An engineer built a “horrendously dangerous” electro-magnetic cannon as part of an experiment to discover whether trillions of mirrors could be sent into space to protect the Earth from global warming.

Tod Todeschini assembled the four-metre long gun in the back garden of his quiet Standlake home to test an American professor’s radical theory that a 100,000 square mile sun shade could be created in space and used to deflect sun rays.

The aim would be to halt climate change.

Mr Todeschini, usually known for making medieval weapons, believed the idea was “do-able”.

The sunshade concept, developed by astronomer Prof Roger Angel, is based on the idea of creating a one kilometre gun powered by hefty electro magnets.

Prof Angel believed a bigger gun could be built to deliver 800,000 mirrors into space every five minutes.

The mirrors would link up in space to deflect the sun’s rays.

Mr Todeschini was commissioned to produce a scaled down, but highly-powered prototype of the weapon, which wielded enough power to boil 44,000 kettles.

It also packed enough punch to shoot an object from zero to 100 mph over a space of just two inches.

It took Mr Todeschini five weeks to construct the weapon, which will be shown in action in a TV documentary at the weekend.

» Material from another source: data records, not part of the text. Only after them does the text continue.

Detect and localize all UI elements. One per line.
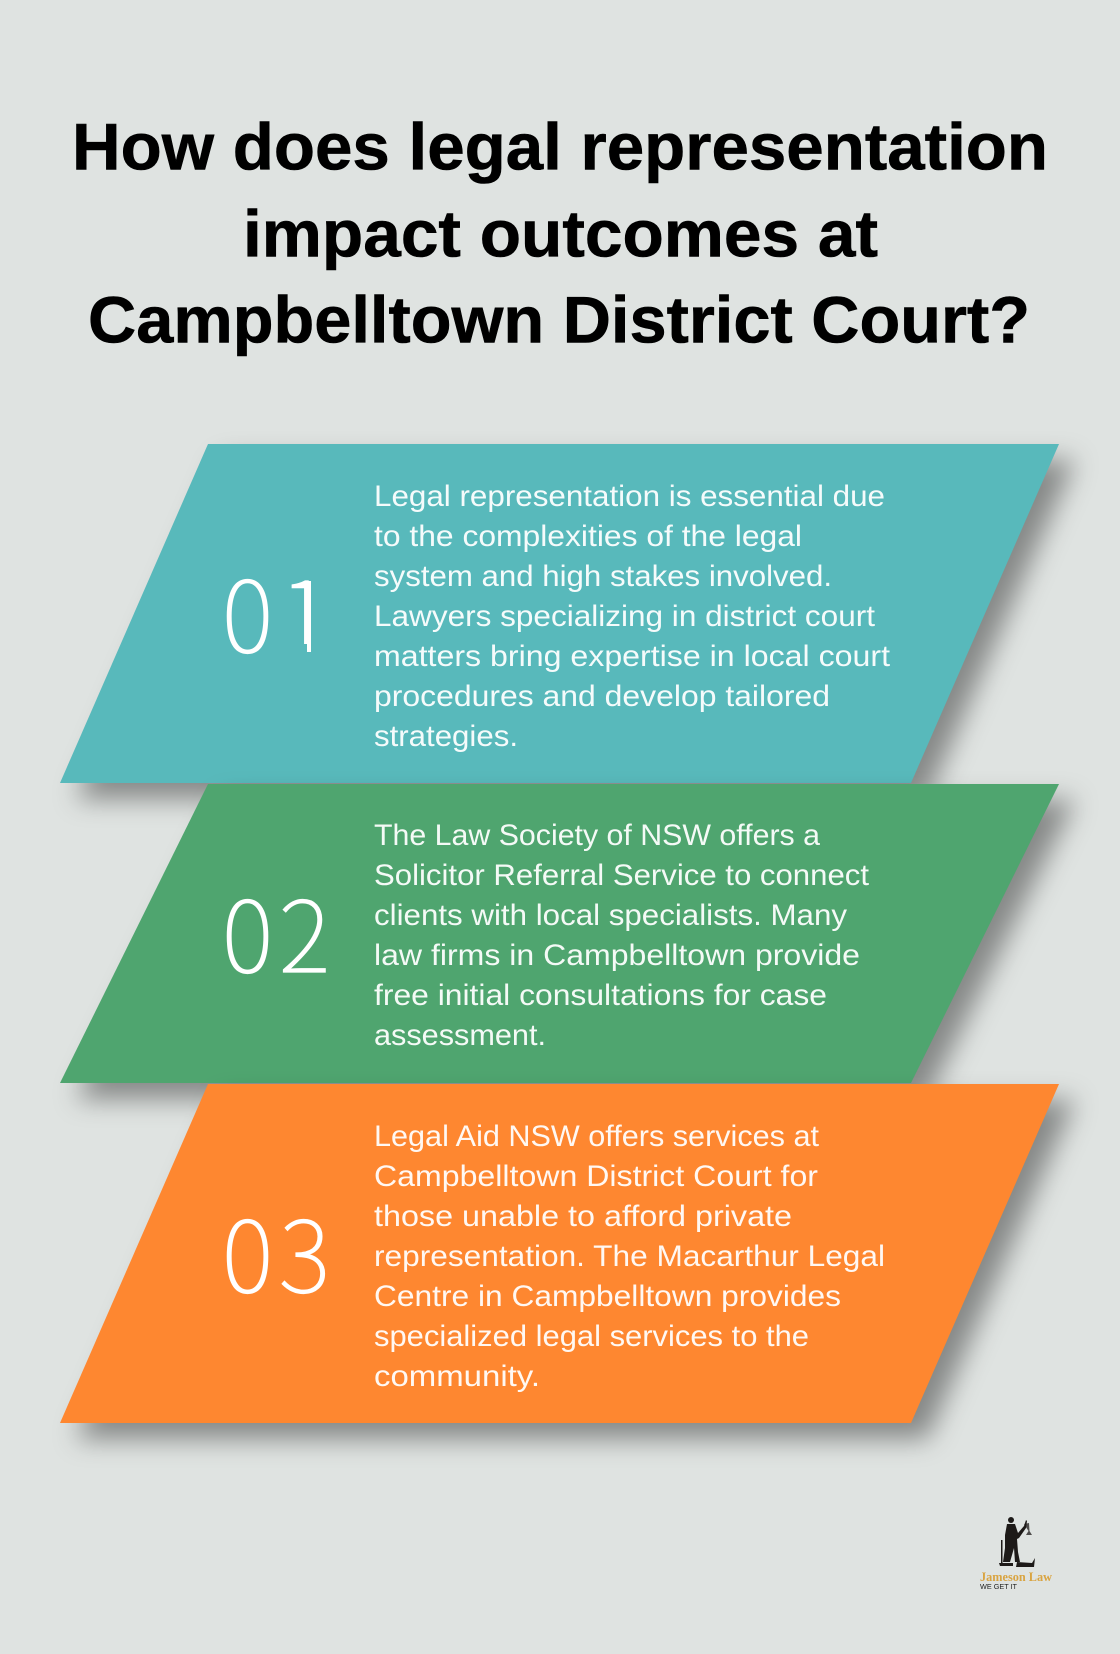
text block 01: to the complexities of the legal [374,520,802,553]
panel: step 01 [60,444,1075,799]
text block 03: specialized legal services to the [374,1320,809,1353]
panel: step 02 [60,784,1075,1099]
text block 03: community. [374,1360,540,1393]
text block 02: clients with local specialists. Many [374,899,847,932]
number 02: 02 [222,859,330,1001]
text block 01 [374,480,891,753]
text block 02: The Law Society of NSW offers a [374,819,820,852]
panel 03 shape [60,1084,1059,1423]
panel: step 03 [60,1084,1075,1439]
title: How does legal representation [72,110,1048,184]
text block 01: Legal representation is essential due [374,480,885,513]
text block 02: Solicitor Referral Service to connect [374,859,870,892]
number 03: 03 [222,1179,330,1321]
text block 02: free initial consultations for case [374,979,827,1012]
text block 01: system and high stakes involved. [374,560,832,593]
title: impact outcomes at [243,196,878,270]
text block 03: Centre in Campbelltown provides [374,1280,841,1313]
text block 03: representation. The Macarthur Legal [374,1240,885,1273]
text block 02: assessment. [374,1019,546,1052]
logo name: Jameson Law [980,1570,1052,1584]
text block 03: Campbelltown District Court for [374,1160,818,1193]
text block 01: procedures and develop tailored [374,680,830,713]
title: Campbelltown District Court? [88,282,1030,356]
text block 03: those unable to afford private [374,1200,792,1233]
panel 02 shape [60,784,1059,1083]
text block 01: matters bring expertise in local court [374,640,891,673]
panel 01 shape [60,444,1059,783]
text block 03 [374,1120,885,1393]
text block 02: law firms in Campbelltown provide [374,939,860,972]
logo: Jameson Law [980,1517,1052,1591]
title [72,110,1048,356]
text block 01: strategies. [374,720,518,753]
logo tagline: WE GET IT [980,1584,1018,1591]
text block 01: Lawyers specializing in district court [374,600,876,633]
icon: lady justice [999,1517,1035,1567]
text block 03: Legal Aid NSW offers services at [374,1120,820,1153]
number 01: 01 [222,539,330,681]
text block 02 [374,819,870,1052]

However, its devastating power meant it had to be decommissioned for safety reasons as soon as filming finished.

The weapon, which weighed half a tonne, was fired about 20 times over three days of filming in December 2007.

After the test-firing on a farm in Besselsleigh, it was shipped off to the United States to fire mirrors in a desert next to Lost Dutchman’s Mountain, in Phoenix, Arizona.

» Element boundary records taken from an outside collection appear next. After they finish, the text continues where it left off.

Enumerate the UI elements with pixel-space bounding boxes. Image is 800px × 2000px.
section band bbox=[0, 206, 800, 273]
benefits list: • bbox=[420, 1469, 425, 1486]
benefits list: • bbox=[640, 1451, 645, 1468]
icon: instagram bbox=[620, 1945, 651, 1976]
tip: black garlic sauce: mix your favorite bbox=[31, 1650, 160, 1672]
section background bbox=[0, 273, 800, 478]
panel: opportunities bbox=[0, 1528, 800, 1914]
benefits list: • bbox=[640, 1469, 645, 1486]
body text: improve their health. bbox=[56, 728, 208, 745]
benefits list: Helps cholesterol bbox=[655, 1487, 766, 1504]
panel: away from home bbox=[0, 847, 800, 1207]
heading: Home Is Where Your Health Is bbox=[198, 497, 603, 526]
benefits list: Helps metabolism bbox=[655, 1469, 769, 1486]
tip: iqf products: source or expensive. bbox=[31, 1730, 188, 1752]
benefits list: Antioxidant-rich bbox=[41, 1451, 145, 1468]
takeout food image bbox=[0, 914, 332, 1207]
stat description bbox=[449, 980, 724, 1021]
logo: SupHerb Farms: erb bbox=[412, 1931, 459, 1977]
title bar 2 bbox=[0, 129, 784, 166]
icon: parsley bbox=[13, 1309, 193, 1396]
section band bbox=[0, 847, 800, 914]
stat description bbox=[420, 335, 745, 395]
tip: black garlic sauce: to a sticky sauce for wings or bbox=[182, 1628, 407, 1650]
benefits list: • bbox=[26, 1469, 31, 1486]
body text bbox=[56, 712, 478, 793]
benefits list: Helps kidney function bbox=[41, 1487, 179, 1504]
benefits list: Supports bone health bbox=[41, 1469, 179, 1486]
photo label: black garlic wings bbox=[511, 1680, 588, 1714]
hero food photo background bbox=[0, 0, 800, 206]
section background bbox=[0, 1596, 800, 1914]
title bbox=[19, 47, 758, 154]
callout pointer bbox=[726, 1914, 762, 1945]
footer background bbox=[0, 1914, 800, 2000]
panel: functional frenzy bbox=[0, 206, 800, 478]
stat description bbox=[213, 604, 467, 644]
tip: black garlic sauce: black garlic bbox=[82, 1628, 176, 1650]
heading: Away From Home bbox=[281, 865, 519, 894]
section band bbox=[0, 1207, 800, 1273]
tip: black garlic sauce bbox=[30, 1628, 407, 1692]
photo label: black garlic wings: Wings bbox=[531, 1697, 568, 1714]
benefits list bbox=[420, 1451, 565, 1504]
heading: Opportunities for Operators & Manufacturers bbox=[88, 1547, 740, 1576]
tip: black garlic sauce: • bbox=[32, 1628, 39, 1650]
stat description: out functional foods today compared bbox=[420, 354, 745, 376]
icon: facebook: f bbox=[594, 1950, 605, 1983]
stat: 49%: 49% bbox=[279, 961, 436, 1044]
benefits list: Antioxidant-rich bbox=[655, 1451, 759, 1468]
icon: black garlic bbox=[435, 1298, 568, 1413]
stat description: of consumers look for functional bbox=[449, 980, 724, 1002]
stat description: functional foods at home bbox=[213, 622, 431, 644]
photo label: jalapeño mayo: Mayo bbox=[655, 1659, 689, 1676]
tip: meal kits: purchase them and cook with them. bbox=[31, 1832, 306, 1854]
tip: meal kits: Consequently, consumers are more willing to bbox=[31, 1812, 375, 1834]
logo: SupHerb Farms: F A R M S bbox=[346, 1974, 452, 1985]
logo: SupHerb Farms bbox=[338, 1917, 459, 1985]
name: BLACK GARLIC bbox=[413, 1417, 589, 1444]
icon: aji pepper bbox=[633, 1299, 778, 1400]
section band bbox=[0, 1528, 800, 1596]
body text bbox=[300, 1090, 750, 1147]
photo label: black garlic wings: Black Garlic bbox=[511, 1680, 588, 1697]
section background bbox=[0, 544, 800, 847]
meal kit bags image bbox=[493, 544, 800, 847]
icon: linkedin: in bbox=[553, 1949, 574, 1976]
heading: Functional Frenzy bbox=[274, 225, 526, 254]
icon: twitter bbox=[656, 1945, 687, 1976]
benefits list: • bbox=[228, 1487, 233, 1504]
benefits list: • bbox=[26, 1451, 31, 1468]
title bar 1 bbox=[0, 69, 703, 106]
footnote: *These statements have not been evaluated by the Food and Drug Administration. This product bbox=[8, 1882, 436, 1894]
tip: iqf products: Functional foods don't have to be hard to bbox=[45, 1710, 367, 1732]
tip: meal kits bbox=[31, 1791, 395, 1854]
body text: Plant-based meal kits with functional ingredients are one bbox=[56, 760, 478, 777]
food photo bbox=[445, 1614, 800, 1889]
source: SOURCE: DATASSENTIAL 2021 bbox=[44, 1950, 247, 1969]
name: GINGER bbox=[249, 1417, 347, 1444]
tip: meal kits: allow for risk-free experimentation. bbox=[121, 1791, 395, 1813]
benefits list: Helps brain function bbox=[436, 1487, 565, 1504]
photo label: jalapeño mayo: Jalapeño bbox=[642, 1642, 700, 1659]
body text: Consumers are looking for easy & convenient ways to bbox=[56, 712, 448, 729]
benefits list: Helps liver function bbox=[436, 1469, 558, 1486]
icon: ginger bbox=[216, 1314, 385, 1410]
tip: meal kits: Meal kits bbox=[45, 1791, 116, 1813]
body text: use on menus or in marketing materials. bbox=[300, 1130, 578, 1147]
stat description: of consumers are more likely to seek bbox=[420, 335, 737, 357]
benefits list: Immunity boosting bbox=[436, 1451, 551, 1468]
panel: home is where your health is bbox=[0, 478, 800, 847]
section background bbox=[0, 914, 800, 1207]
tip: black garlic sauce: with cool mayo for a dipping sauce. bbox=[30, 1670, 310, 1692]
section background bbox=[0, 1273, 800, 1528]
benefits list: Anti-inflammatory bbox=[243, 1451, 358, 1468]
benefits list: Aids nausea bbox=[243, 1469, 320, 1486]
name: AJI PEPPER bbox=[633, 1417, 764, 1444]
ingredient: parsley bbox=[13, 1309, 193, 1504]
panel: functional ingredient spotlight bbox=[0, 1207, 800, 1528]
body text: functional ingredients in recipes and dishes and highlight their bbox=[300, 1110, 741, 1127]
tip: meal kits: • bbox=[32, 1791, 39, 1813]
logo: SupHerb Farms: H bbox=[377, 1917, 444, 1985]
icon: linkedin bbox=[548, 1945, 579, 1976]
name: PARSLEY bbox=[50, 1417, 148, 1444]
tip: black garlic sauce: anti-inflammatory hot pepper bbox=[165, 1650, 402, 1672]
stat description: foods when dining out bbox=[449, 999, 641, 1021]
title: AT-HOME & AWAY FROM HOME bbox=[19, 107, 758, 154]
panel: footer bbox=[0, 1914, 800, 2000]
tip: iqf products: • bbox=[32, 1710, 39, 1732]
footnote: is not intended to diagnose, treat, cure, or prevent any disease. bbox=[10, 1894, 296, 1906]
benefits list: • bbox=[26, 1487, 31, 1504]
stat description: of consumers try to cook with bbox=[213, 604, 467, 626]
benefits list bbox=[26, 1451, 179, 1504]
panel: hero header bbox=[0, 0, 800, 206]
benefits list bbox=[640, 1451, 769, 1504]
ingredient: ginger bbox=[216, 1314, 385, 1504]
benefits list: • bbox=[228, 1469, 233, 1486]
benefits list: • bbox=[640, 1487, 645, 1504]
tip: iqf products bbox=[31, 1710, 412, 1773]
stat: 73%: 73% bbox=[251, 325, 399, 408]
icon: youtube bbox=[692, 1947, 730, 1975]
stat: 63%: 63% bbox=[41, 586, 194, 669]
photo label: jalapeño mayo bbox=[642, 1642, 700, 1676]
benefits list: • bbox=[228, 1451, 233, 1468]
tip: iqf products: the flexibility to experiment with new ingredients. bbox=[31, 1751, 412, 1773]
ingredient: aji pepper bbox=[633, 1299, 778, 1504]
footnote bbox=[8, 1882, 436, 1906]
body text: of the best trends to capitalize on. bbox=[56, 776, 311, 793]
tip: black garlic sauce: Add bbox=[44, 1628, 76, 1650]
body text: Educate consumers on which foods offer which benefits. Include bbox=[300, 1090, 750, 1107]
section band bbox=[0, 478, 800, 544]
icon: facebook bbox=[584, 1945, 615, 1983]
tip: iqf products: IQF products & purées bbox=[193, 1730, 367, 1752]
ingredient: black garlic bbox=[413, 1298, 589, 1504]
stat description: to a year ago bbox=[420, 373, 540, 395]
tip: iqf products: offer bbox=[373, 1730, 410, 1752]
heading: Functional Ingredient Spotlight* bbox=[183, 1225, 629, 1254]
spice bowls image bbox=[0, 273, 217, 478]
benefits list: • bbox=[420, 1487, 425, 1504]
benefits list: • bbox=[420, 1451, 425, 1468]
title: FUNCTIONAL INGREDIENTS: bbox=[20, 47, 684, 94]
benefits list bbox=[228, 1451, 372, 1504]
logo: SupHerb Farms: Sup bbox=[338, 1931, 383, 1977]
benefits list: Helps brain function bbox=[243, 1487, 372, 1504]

Mr Todeschini admitted he did not enjoy taking his life in his hands when working with the cannon.

He said: “The gun was horrendously dangerous. This was the first gun I’d ever built.

“I knew I could put it together safely but at the end of it all I didn’t know what I was going to get.

“It was immensely dangerous. I was attempting to build a gun to produce 1,500 g of force but it ended up creating about 10,000 g and we had to turn the power down.

“The main danger was electrocution.

“If you were working with normal levels of electricity you could get a shock and be fine, but if you got a shock off this you would be dead – no question.”

It was a case of being transported from the Middle Ages to the space age for Mr Todeschini, whose main job is making medieval crossbows, swords and axes.However, the TV engineer, who has worked on Channel Four show Scrapheap Challenge, is used to building unusual contraptions in short time frames.

Mr Todeschini said: “I think putting the mirrors in space is do-able if enough money is thrown at it.

“The guns needed to fire the mirrors would be much smaller than the Large Hadron Collider so it shows that these kind of projects are possible.”

Viewers will be able to see Mr Todeschini’s gun in action when Ways to Save the Planet airs on the Discovery Channel on Sunday at 7pm.